Tuesday, September 20, 2011

Yemen capital rocked by fresh fighting

Gunfire and shelling rocked Sanaa early Today as rival military forces battled each other on a third straight day of violence in the Yemeni capital in which 53 people have been killed, residents said.

After a lull in fighting that lasted only a few hours in the night, Sanaa residents awoke at dawn to the sound of automatic gunfire and shelling, with witnesses saying troops of dissident General Ali Mohsen al-Ahmar were clashing with those loyal to embattled President Ali Abdullah Saleh.

There was no immediate word on casualties.

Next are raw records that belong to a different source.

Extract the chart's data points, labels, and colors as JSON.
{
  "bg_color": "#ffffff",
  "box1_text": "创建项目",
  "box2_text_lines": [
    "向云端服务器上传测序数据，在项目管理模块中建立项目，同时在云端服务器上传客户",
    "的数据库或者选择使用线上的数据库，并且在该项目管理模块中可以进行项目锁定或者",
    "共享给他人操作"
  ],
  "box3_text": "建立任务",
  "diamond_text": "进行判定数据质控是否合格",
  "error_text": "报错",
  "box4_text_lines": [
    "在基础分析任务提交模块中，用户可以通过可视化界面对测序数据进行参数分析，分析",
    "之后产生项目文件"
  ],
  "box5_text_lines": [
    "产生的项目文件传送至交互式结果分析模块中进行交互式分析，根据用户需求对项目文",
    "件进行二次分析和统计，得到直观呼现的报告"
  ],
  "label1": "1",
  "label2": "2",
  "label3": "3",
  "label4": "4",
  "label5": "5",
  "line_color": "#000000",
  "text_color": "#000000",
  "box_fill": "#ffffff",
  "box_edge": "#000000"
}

The source of the shelling was not immediately clear but some residents said it was coming from Hada district in Sanaa's south where troops from the elite Republican Guard units, commanded by Saleh's son Ahmed, are deployed.

In the firing line, according to witnesses, are posts held by Ahmar's troops around Sanaa's Change Square, where they are guarding thousands of anti-regime protesters who have been camping out for months and who since Sunday have come under violent attack by Yemen's security forces.

On Monday, Yemeni forces killed at least 27 people in clashes around Change Square and other parts of the capital, medics and organisers of the protests said. Among the dead were three dissident soldiers.

Twenty-six people were killed in Sanaa on Sunday, according to medics.

Protest organisers said 642 people have been wounded by gunfire in Sanaa since Sunday, with 47 in critical condition.

Four other people have been killed in the city of Taez south of Sanaa.